FILE* pipe = popen(command, "r");
if (!pipe)
{
    strcpy("FAIL", output);
    return -1;
}

char buffer[128];

while (!feof(pipe))
{
    if (fgets(buffer, 128, pipe) != NULL)
    {
        // should add buffer to main one here
    }
}

Any help would be greatly appreciated.

In C++ I could just add it to a String, but I'm not sure how I'd do that in C.

Edit : I don't know the size of the final buffer.


I could just create a massive buffer and slowly fill it, but that seems inefficient and very memory hungry

If you need everything to be in the memory - that's the only way to go. You can cache interim results in a temporary file, if it takes long time to gather all the data together, but eventually you'll have to have that huge memory buffer filled one way or another. The interim caching can be either at the sender side or the receiver, up to you.
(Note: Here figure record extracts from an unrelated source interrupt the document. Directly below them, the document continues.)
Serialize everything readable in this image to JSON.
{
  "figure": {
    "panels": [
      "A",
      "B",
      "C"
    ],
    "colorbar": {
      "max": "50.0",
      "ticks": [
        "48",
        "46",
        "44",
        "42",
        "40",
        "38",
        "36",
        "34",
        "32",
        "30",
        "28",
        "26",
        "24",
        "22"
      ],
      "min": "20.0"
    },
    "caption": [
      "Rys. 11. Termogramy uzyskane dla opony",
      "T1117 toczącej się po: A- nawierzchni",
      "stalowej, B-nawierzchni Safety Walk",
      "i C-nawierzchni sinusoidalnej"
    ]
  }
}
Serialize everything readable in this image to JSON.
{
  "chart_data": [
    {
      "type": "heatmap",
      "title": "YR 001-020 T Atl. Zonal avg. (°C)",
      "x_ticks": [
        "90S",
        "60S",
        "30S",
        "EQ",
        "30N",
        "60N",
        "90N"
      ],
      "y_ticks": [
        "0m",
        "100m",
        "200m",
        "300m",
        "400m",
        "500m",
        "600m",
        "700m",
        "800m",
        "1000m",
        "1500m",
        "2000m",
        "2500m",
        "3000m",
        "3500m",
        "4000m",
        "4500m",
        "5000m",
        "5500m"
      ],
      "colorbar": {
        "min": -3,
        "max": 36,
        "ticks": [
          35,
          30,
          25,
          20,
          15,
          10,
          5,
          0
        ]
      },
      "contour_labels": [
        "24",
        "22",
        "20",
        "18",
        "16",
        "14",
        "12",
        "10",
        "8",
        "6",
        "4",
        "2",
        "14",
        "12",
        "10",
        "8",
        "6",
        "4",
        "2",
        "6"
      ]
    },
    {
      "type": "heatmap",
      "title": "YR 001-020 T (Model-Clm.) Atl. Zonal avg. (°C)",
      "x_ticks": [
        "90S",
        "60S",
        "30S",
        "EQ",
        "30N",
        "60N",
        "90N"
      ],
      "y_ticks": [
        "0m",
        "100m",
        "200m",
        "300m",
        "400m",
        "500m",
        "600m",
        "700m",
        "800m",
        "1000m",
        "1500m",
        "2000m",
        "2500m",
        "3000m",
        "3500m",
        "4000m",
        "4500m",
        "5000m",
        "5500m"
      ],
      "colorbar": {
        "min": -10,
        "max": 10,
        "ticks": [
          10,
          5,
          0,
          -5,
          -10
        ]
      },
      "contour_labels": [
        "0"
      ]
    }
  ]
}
I'm not sure I can follow your dilemma...

edit

After some clarification it appears that the problem is that the amount of the needed memory is not known ahead of time.

For that realloc is indeed one of the ways to handle, using a file as the interim caching method will take care of that as well without the additional memory performance hit that realloc causes (but instead you get a time performance hit because disk I/O is much slower).


You could start with a fairly low buffer size and then double it whenever you run out of space. This should keep buffer size within a reasonable bound but won't take a huge number of reallocations. (I gathered from comments that you don't know the necessary size ahead of time.) I would say that realloc is a fairly safe bet and with this method you'll only call it a few times.